Normal Mode Wave-Vortex Decompositions of Mesoscale Simulations

## Abstract

The kinetic energy spectrum of the atmosphere has been well observed to exhibit a k^-3 power law at synoptic scales with a transition to a shallower k^-5/3 power law at the mesoscale. To better understand the mesoscale kinetic energy spectrum, the spectrum can be decomposed into the two dominant modes at this scale: quasi-horizontal vortex motion and inertia-gravity wave motion. A commonly used technique for this is a Helmholtz decomposition of the horizontal velocity into rotational and divergent components, representing the geostrophically balanced and inertia-gravity wave modes, respectively. This decomposition is a crude approximation, since geostrophically balanced flows have small but non-zero divergence and inertia-gravity waves can have non-zero rotational energy. We investigate the mesoscale spectrum generated in a high resolution, doubly-periodic, non-hydrostatic simulation of a baroclinically unstable jet.

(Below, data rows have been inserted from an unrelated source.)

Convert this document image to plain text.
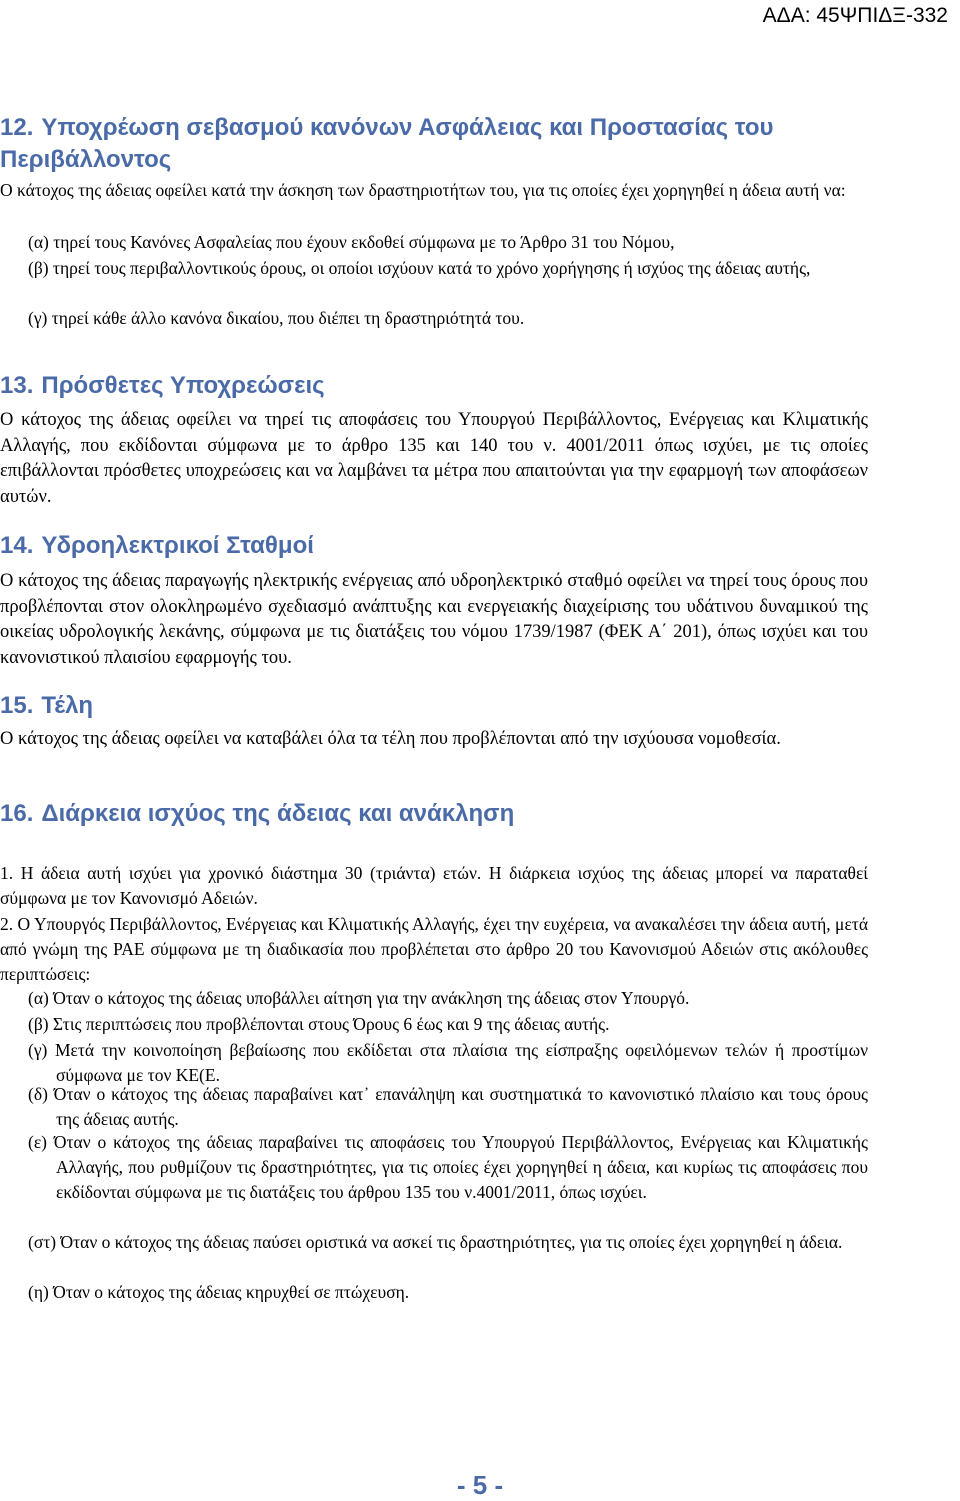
ΑΔΑ: 45ΨΠΙΔΞ-332
12. Υποχρέωση σεβασμού κανόνων Ασφάλειας και Προστασίας του Περιβάλλοντος

Ο κάτοχος της άδειας οφείλει κατά την άσκηση των δραστηριοτήτων του, για τις οποίες έχει χορηγηθεί η άδεια αυτή να:

(α) τηρεί τους Κανόνες Ασφαλείας που έχουν εκδοθεί σύμφωνα με το Άρθρο 31 του Νόμου,

(β) τηρεί τους περιβαλλοντικούς όρους, οι οποίοι ισχύουν κατά το χρόνο χορήγησης ή ισχύος της άδειας αυτής,

(γ) τηρεί κάθε άλλο κανόνα δικαίου, που διέπει τη δραστηριότητά του.

13. Πρόσθετες Υποχρεώσεις

Ο κάτοχος της άδειας οφείλει να τηρεί τις αποφάσεις του Υπουργού Περιβάλλοντος, Ενέργειας και Κλιματικής Αλλαγής, που εκδίδονται σύμφωνα με το άρθρο 135 και 140 του ν. 4001/2011 όπως ισχύει, με τις οποίες επιβάλλονται πρόσθετες υποχρεώσεις και να λαμβάνει τα μέτρα που απαιτούνται για την εφαρμογή των αποφάσεων αυτών.

14. Υδροηλεκτρικοί Σταθμοί

Ο κάτοχος της άδειας παραγωγής ηλεκτρικής ενέργειας από υδροηλεκτρικό σταθμό οφείλει να τηρεί τους όρους που προβλέπονται στον ολοκληρωμένο σχεδιασμό ανάπτυξης και ενεργειακής διαχείρισης του υδάτινου δυναμικού της οικείας υδρολογικής λεκάνης, σύμφωνα με τις διατάξεις του νόμου 1739/1987 (ΦΕΚ Α΄ 201), όπως ισχύει και του κανονιστικού πλαισίου εφαρμογής του.

15. Τέλη

Ο κάτοχος της άδειας οφείλει να καταβάλει όλα τα τέλη που προβλέπονται από την ισχύουσα νομοθεσία.

16. Διάρκεια ισχύος της άδειας και ανάκληση

1. Η άδεια αυτή ισχύει για χρονικό διάστημα 30 (τριάντα) ετών. Η διάρκεια ισχύος της άδειας μπορεί να παραταθεί σύμφωνα με τον Κανονισμό Αδειών.

2. Ο Υπουργός Περιβάλλοντος, Ενέργειας και Κλιματικής Αλλαγής, έχει την ευχέρεια, να ανακαλέσει την άδεια αυτή, μετά από γνώμη της ΡΑΕ σύμφωνα με τη διαδικασία που προβλέπεται στο άρθρο 20 του Κανονισμού Αδειών στις ακόλουθες περιπτώσεις:

(α) Όταν ο κάτοχος της άδειας υποβάλλει αίτηση για την ανάκληση της άδειας στον Υπουργό.

(β) Στις περιπτώσεις που προβλέπονται στους Όρους 6 έως και 9 της άδειας αυτής.

(γ) Μετά την κοινοποίηση βεβαίωσης που εκδίδεται στα πλαίσια της είσπραξης οφειλόμενων τελών ή προστίμων σύμφωνα με τον ΚΕ(Ε.

(δ) Όταν ο κάτοχος της άδειας παραβαίνει κατ᾽ επανάληψη και συστηματικά το κανονιστικό πλαίσιο και τους όρους της άδειας αυτής.

(ε) Όταν ο κάτοχος της άδειας παραβαίνει τις αποφάσεις του Υπουργού Περιβάλλοντος, Ενέργειας και Κλιματικής Αλλαγής, που ρυθμίζουν τις δραστηριότητες, για τις οποίες έχει χορηγηθεί η άδεια, και κυρίως τις αποφάσεις που εκδίδονται σύμφωνα με τις διατάξεις του άρθρου 135 του ν.4001/2011, όπως ισχύει.

(στ) Όταν ο κάτοχος της άδειας παύσει οριστικά να ασκεί τις δραστηριότητες, για τις οποίες έχει χορηγηθεί η άδεια.

(η) Όταν ο κάτοχος της άδειας κηρυχθεί σε πτώχευση.

- 5 -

A three-dimensional normal mode decomposition is used to decompose the total energy into geostrophic and ageostrophic components. We compare the results with the Helmholtz decomposition and find they are qualitatively similar, but ageostrophic modes increasingly dominate with increasing vertical wave number. Specifically, we find the geostrophic mode in the mesoscale to have a steeper spectral slope than the spectral slope of the rotational component of the Helmholtz decomposition at -3.1 and -2.7, respectively. The difference between the spectral slopes of the ageostrophic and divergent modes are much greater, with mesoscale slope values of -2.7 and -1.9, respectively. We find that the reason for these differences can be attributed to both the inclusion of the available potential energy in the normal mode decomposition, and the inclusion of rotational energy in the ageostrophic mode of the normal mode decomposition.